Front line supervisors are not well-trained or supported, causing a high turnover rate. Senior management does not invest in training and educating junior management.—Supply chain/logistics manager, male, 50-59, metals.

Our company was bought by a multi-billion dollar company.  It then proceeded to divide our company between three different divisions. This greatly affected on a negative basis our ability to do business, while the corporate administrators talked about how much money was saved.  We will be lucky if the manufacturing unit survives as the sales unit was taken away from us.—R&D product development manager, male, 50-59, paper/printing/publishing.

Skilled Worker Shortage

Vocational training programs at the high school level are helping.  Improving community college technical training is helping.  Companies focusing on developing internal training and apprenticeship programs are helping.—Financial manager/controller, female, 30-39, metals.

The apprenticeship programs are very important to sustaining a skilled workforce in the coming years. --Operations manager, male, 50-59, stone/clay & glass.

Engineering and school programs like Kettering University balancing work/study are a very successful model. –Operations manager, male, 40-49, automotive/transportation.

Our workforce is aging and we can't find qualified replacements.

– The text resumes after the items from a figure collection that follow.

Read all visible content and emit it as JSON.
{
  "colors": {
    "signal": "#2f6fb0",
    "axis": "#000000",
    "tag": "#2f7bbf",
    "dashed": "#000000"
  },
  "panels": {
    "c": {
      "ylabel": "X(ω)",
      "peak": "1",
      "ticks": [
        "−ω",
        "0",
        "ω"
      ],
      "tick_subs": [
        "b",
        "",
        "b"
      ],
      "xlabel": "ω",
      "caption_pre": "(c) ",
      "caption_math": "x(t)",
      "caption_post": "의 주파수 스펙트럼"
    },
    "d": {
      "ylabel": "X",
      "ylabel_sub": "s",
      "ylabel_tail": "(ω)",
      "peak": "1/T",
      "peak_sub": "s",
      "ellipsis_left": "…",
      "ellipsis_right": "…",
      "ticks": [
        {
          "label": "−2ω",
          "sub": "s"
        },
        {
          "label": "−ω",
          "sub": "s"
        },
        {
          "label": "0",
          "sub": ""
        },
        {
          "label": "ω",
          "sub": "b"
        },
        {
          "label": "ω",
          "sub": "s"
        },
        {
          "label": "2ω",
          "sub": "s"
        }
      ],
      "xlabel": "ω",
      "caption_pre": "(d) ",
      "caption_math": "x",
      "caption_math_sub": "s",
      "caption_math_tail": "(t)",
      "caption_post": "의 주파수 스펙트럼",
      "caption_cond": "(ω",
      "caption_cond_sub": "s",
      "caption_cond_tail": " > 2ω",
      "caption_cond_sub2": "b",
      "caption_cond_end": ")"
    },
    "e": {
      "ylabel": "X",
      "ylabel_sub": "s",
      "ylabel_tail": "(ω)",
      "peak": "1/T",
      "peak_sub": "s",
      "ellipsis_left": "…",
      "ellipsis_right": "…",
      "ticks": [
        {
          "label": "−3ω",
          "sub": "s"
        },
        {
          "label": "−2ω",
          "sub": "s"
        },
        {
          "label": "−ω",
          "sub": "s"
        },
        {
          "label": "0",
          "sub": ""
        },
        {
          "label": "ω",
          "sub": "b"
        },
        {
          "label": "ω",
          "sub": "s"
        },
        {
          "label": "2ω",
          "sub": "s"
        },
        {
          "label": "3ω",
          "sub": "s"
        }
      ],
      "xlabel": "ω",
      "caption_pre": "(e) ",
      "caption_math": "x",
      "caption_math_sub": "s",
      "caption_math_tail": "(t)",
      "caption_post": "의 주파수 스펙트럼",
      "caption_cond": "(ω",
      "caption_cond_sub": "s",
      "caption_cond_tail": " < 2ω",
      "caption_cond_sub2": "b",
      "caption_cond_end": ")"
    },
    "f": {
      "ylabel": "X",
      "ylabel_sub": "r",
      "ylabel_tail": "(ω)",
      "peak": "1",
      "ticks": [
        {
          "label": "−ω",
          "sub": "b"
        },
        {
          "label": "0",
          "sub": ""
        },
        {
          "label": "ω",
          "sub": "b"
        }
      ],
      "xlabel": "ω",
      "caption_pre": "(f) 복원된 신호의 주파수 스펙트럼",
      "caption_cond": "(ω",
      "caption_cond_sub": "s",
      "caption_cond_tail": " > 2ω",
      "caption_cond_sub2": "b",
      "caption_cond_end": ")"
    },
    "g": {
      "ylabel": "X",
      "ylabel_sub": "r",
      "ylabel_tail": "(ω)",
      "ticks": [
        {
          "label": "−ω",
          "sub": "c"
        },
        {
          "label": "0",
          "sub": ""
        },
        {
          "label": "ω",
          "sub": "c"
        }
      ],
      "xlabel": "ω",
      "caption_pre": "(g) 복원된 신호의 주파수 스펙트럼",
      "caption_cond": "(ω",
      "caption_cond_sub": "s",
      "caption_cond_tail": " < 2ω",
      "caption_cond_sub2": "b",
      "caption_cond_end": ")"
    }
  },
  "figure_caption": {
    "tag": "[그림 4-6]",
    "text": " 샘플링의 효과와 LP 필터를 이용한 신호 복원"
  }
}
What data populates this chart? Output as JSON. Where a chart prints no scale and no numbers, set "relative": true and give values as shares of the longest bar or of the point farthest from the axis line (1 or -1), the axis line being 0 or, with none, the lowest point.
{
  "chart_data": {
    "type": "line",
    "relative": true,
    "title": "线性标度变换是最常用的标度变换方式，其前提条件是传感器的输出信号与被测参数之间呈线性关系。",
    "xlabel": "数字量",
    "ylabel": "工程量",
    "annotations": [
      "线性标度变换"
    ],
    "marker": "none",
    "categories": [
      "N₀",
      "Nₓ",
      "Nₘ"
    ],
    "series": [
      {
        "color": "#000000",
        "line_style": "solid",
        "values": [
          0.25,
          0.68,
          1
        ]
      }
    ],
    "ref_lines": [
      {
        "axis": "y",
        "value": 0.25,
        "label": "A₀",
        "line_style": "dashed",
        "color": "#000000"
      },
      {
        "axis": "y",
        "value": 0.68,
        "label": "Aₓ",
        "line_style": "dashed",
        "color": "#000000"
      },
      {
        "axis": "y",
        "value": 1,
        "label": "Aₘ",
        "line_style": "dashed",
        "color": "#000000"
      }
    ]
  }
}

I am the training director for our company. We are involved in Youth Apprenticeship and we started two adult apprentices this year to try to help ourselves, but it's not enough. I am on the Tech Ed advisory board for our county and the condition of the shop classes in our local high schools is terrible, yet funding for schools continues to be cut. I think this country will be in serious trouble in the next 20 years or so.—Manufacturing/production manager, male, 50-59, industrial machinery.

Government

Who knew that political science would be more useful than an engineering degree, and that the most pressing issues would arise from decisions that are made in Washington rather than those made on the shop floor?—Quality manager, male, 40-49, metals.

I am nearing full retirement and am a majority stockholder of this business. My partner and I are looking for ways to pass the business along to our sons who work in the business, but we do not want to face large tax burdens for them or the business. This is a difficult thing to do in the US due to our tax laws!—CEO-level executive, male, 60+, apparel/textiles.

Regulatory compliance is draining the available capital needed to keep assets competitive with less concerned nations. The ACA Cadillac tax will erode manufacturing company health care plans.—VP technology and product compliance, male, 60+, paper/printing/publishing. 

The State of Manufacturing

Manufacturing is declining in the Midwest, capital machine tool sales are saturated, and the salesman's earning potential at the distributor level is declining.—Sales/marketing manager, male, 50-59, industrial machinery.

This geographic area has been hit hard with plant closures and workforce reductions (GE, Joy Global, etc.), making an already unstable employment situation worse.—Manufacturing/production manager, male, 50-59, industrial machinery.

It is exciting times in manufacturing as intelligent decisions are being made considering broad aspect of the business and supply chain rather than just cost. However, competing to launch more products more often using time-to-market strategies is costing companies money and reputation with an unprecedented number of recalls. --Supply chain/logistics manager, male, 30-39, electronics/high tech/telecom equipment.